Medicare, Medicaid agency cuts jobs from minority health office, other divisions, as RFK Jr. guts U.S. health department
An aerial of the Centers for Medicare & Medicaid Services building on March 19, 2025 in Woodlawn, Maryland.
Kayla Bartkowski | Getty Images
The Centers for Medicare & Medicaid Services has slashed jobs from its minority health office and other divisions, CNBC has learned, as Robert F. Kennedy Jr. upends the U.S. health department.
During a virtual all-hands meeting with employees on Friday, CMS acting Administrator Stephanie Carlton detailed some of the specific offices at the agency impacted by cuts under Kennedy’s broader plan to restructure the Department of Health and Human Services, or HHS.
CNBC viewed a transcript of the internal meeting, which was the first at CMS since HHS employees began to receive notifications Tuesday about whether they had lost their jobs as part of the cuts.
Kennedy’s plan involves slashing 10,000 jobs at HHS, including just 300 at CMS but far greater numbers at other agencies. CMS oversees health insurance programs for 160 million Americans, along with other vital healthcare functions — and the Trump administration has tried to downplay the effects its cuts to government spending will have on the popular Medicare program.
But Kennedy said Thursday that some personnel and programs at different federal agencies affected by his sweeping reductions will be reinstated “because we’ll make mistakes.”
Carlton on Friday did not indicate whether any CMS employees will get reinstated, but said “we do think that painful part of [the cuts] that affects people we care about is finished.”
“I don’t want to make promises that nothing will ever happen, but these are definitely the ones I’m aware of,” she told workers, referring to the cuts at the agency. She said the layoffs were not easy, but emphasized that CMS leadership had to balance the agency’s mission with achieving efficiency across HHS.
She added that Dr. Mehmet Oz’s paperwork should be completed later on Friday, a day after he was confirmed by the Senate to run CMS. Oz, a celebrity TV host and former U.S. Senate candidate, would like to hold another all-hands call on Monday, Carlton said. Once called “America’s Doctor,” Oz is now more known for dubious promotion of supplements and hormones unsupported by scientific evidence.
The job cuts across HHS are in addition to about 10,000 employees who opted to leave the department since President Donald Trump took office, through voluntary separation offers.
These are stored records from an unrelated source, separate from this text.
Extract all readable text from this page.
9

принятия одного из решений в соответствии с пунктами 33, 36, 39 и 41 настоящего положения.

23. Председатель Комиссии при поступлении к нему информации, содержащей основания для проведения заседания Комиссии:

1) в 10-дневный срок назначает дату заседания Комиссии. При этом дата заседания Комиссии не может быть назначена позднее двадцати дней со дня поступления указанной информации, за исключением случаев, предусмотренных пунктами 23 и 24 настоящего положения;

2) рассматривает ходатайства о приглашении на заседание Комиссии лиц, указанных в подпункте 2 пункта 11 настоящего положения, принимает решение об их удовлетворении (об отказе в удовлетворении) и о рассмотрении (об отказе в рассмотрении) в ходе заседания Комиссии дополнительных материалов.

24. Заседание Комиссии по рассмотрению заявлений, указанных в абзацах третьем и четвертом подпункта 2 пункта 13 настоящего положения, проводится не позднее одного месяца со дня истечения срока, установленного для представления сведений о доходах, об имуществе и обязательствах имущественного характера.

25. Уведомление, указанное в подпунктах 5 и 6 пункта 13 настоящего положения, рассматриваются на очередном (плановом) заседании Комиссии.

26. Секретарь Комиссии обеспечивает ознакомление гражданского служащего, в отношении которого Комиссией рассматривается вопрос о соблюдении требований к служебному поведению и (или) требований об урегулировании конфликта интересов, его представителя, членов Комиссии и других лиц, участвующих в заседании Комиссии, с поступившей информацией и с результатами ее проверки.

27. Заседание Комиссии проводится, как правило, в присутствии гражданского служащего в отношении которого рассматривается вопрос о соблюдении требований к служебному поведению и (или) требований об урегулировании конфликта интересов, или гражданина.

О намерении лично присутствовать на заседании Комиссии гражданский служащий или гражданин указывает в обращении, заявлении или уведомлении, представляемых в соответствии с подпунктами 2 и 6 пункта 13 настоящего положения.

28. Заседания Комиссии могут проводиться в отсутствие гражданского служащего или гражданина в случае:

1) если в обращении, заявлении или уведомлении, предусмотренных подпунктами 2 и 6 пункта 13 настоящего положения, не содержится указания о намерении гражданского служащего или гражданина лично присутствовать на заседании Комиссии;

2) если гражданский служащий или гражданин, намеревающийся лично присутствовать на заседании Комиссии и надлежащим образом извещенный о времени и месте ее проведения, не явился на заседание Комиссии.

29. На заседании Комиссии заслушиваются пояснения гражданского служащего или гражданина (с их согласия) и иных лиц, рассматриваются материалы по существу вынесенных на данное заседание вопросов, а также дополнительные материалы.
Combined, they will lead to the federal health department shedding about a quarter of its workforce, shrinking it to 62,000 employees.
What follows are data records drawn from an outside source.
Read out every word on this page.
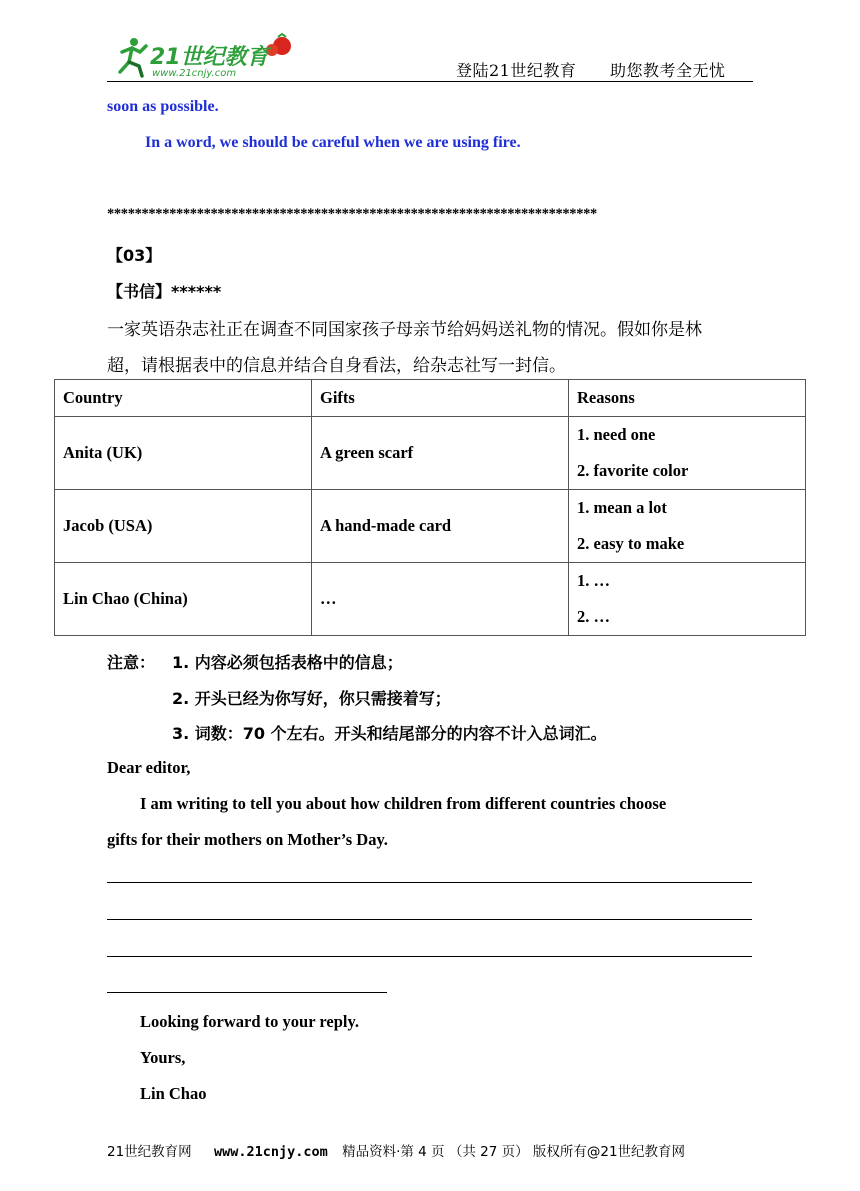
21世纪教育
www.21cnjy.com	登陆21世纪教育 助您教考全无忧
soon as possible.
In a word, we should be careful when we are using fire.
***********************************************************************
【03】
【书信】******
一家英语杂志社正在调查不同国家孩子母亲节给妈妈送礼物的情况。假如你是林
超，请根据表中的信息并结合自身看法，给杂志社写一封信。
Country	Gifts	Reasons
Anita (UK)	A green scarf	1. need one
2. favorite color

Jacob (USA)	A hand-made card	1. mean a lot
2. easy to make

Lin Chao (China)	…	1. …
2. …
注意： 1. 内容必须包括表格中的信息；
2. 开头已经为你写好，你只需接着写；
3. 词数：70 个左右。开头和结尾部分的内容不计入总词汇。
Dear editor,
I am writing to tell you about how children from different countries choose
gifts for their mothers on Mother’s Day.
Looking forward to your reply.
Yours,
Lin Chao
21世纪教育网 www.21cnjy.com 精品资料·第 4 页 （共 27 页） 版权所有@21世纪教育网
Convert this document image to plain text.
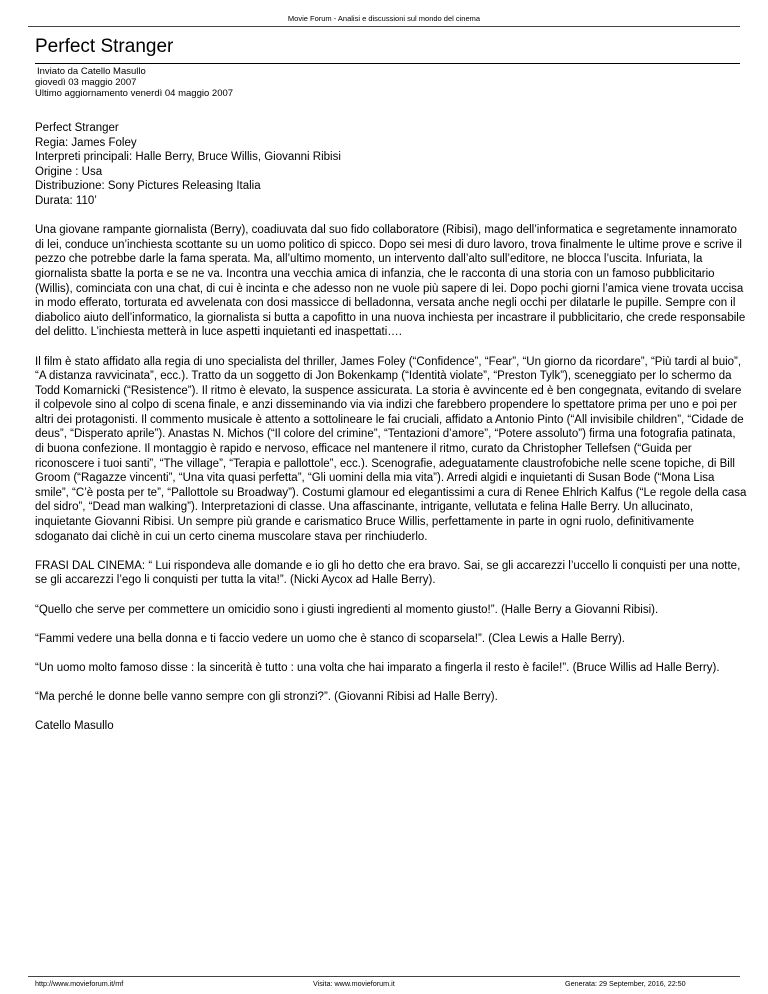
Movie Forum - Analisi e discussioni sul mondo del cinema
Perfect Stranger
Inviato da Catello Masullo
giovedì 03 maggio 2007
Ultimo aggiornamento venerdì 04 maggio 2007

Perfect Stranger
Regia: James Foley
Interpreti principali: Halle Berry, Bruce Willis, Giovanni Ribisi
Origine : Usa
Distribuzione: Sony Pictures Releasing Italia
Durata: 110’

Una giovane rampante giornalista (Berry), coadiuvata dal suo fido collaboratore (Ribisi), mago dell’informatica e segretamente innamorato di lei, conduce un’inchiesta scottante su un uomo politico di spicco. Dopo sei mesi di duro lavoro, trova finalmente le ultime prove e scrive il pezzo che potrebbe darle la fama sperata. Ma, all’ultimo momento, un intervento dall’alto sull’editore, ne blocca l’uscita. Infuriata, la giornalista sbatte la porta e se ne va. Incontra una vecchia amica di infanzia, che le racconta di una storia con un famoso pubblicitario (Willis), cominciata con una chat, di cui è incinta e che adesso non ne vuole più sapere di lei. Dopo pochi giorni l’amica viene trovata uccisa in modo efferato, torturata ed avvelenata con dosi massicce di belladonna, versata anche negli occhi per dilatarle le pupille. Sempre con il diabolico aiuto dell’informatico, la giornalista si butta a capofitto in una nuova inchiesta per incastrare il pubblicitario, che crede responsabile del delitto. L’inchiesta metterà in luce aspetti inquietanti ed inaspettati….

Il film è stato affidato alla regia di uno specialista del thriller, James Foley (“Confidence”, “Fear”, “Un giorno da ricordare”, “Più tardi al buio”, “A distanza ravvicinata”, ecc.). Tratto da un soggetto di Jon Bokenkamp (“Identità violate”, “Preston Tylk”), sceneggiato per lo schermo da Todd Komarnicki (“Resistence”). Il ritmo è elevato, la suspence assicurata. La storia è avvincente ed è ben congegnata, evitando di svelare il colpevole sino al colpo di scena finale, e anzi disseminando via via indizi che farebbero propendere lo spettatore prima per uno e poi per altri dei protagonisti. Il commento musicale è attento a sottolineare le fai cruciali, affidato a Antonio Pinto (“All invisibile children”, “Cidade de deus”, “Disperato aprile”). Anastas N. Michos (“Il colore del crimine”, “Tentazioni d’amore”, “Potere assoluto”) firma una fotografia patinata, di buona confezione. Il montaggio è rapido e nervoso, efficace nel mantenere il ritmo, curato da Christopher Tellefsen (“Guida per riconoscere i tuoi santi”, “The village”, “Terapia e pallottole”, ecc.). Scenografie, adeguatamente claustrofobiche nelle scene topiche, di Bill Groom (“Ragazze vincenti”, “Una vita quasi perfetta”, “Gli uomini della mia vita”). Arredi algidi e inquietanti di Susan Bode (“Mona Lisa smile”, “C’è posta per te”, “Pallottole su Broadway”). Costumi glamour ed elegantissimi a cura di Renee Ehlrich Kalfus (“Le regole della casa del sidro”, “Dead man walking”). Interpretazioni di classe. Una affascinante, intrigante, vellutata e felina Halle Berry. Un allucinato, inquietante Giovanni Ribisi. Un sempre più grande e carismatico Bruce Willis, perfettamente in parte in ogni ruolo, definitivamente sdoganato dai clichè in cui un certo cinema muscolare stava per rinchiuderlo.

FRASI DAL CINEMA: “ Lui rispondeva alle domande e io gli ho detto che era bravo. Sai, se gli accarezzi l’uccello li conquisti per una notte, se gli accarezzi l’ego li conquisti per tutta la vita!”. (Nicki Aycox ad Halle Berry).

“Quello che serve per commettere un omicidio sono i giusti ingredienti al momento giusto!”. (Halle Berry a Giovanni Ribisi).

“Fammi vedere una bella donna e ti faccio vedere un uomo che è stanco di scoparsela!”. (Clea Lewis a Halle Berry).

“Un uomo molto famoso disse : la sincerità è tutto : una volta che hai imparato a fingerla il resto è facile!”. (Bruce Willis ad Halle Berry).

“Ma perché le donne belle vanno sempre con gli stronzi?”. (Giovanni Ribisi ad Halle Berry).

Catello Masullo

http://www.movieforum.it/mf	Visita: www.movieforum.it	Generata: 29 September, 2016, 22:50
Kennedy’s restructuring comes as the U.S. grapples with one of the worst measles outbreaks in more than two decades, and as bird flu spreads in wild birds worldwide and is causing outbreaks in poultry and U.S. dairy cows, with several recent human cases. The U.S. Food and Drug Administration is suspending efforts to improve its bird flu testing of milk, cheese and pet food due to massive staff cuts at the agency, Reuters reported on Thursday.
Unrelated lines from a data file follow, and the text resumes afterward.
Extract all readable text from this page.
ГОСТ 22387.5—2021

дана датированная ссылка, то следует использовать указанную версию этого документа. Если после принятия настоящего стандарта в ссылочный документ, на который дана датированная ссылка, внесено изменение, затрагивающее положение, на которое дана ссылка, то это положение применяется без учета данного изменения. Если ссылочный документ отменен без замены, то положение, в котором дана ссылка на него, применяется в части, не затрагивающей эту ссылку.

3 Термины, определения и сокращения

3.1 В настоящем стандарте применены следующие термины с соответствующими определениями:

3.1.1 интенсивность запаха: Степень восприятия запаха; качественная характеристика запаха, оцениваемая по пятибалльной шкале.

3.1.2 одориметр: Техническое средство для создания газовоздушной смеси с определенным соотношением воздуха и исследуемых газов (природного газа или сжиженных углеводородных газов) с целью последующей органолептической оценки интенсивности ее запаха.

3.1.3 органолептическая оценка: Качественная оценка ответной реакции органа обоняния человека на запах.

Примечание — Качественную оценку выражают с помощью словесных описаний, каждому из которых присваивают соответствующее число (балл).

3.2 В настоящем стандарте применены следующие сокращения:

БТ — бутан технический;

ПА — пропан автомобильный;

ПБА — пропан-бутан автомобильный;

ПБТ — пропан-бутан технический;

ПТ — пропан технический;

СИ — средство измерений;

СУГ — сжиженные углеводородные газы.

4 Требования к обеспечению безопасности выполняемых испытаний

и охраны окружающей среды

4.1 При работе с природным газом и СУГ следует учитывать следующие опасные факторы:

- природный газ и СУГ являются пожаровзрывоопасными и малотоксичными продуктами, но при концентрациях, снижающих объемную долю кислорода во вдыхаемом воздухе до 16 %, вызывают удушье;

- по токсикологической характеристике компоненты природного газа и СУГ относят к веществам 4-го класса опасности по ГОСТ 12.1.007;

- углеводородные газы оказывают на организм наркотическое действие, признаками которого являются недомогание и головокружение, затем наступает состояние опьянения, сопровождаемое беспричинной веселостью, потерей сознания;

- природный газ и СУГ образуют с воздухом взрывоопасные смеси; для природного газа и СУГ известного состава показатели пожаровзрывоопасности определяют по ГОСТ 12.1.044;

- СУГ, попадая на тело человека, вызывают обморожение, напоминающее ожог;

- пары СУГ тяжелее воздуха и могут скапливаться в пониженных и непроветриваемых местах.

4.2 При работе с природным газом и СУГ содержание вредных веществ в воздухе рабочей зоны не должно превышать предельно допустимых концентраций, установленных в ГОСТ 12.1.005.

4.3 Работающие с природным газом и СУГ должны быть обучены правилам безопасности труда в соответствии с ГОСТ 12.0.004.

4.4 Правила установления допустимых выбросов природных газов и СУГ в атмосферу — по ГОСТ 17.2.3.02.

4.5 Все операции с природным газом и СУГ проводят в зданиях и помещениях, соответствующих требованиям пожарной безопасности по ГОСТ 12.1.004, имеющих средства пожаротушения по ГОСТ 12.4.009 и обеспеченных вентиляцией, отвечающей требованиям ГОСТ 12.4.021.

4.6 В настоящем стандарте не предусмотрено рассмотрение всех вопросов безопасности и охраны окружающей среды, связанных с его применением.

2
CMS did not immediately respond to a request for comment.
The programs cut at CMS
She said the office of minority health was affected by the cuts. The segment works with local and federal partners to eliminate health disparities and improve health outcomes for people from all minority populations, according to the CMS website. It conducts research and analyses to develop new solutions for lowering costs, preventing diseases and reducing the incidence and severity of chronic diseases in the U.S.
The office was authorized by the Affordable Care Act more than a decade ago, so shuttering it entirely may be against the law. It appears to be among the victims of the Trump administration’s ideological campaign against diversity, equity and inclusion, or DEI, initiatives.
CMS understands that it needs to continue fulfilling the responsibilities of that office under statutory law, Carlton noted. She said CMS will appoint a new office of minority health director.
But she did not explicitly say whether the current director of the office, Dr. Martin Mendoza, had stepped down or was impacted by the cuts.
But “probably the biggest group that was affected” was the Office of Program Operations & Local Engagement, Carlton said. That office is responsible for implementing and overseeing Medicare and Medicaid programs and engaging with stakeholders at the local level. Carlton said the cuts there tried to target areas where there were several divisions with a “similar mission.”
An office responsible for managing the agency’s grants and contracts was impacted, and so was the Medicare-Medicaid Coordination Office, Carlton added. The latter serves people dually eligible for Medicare and Medicaid, developing models to improve the coordination of care for them.
Some of that work will be picked up by others in CMS or from outside the agency, Carlton said.
She noted that CMS will retain in-house teams that handle communication, human resources and information technology. The agency’s IT team was not affected at all “because of the sensitivity of many of our data sets,” Carlton said.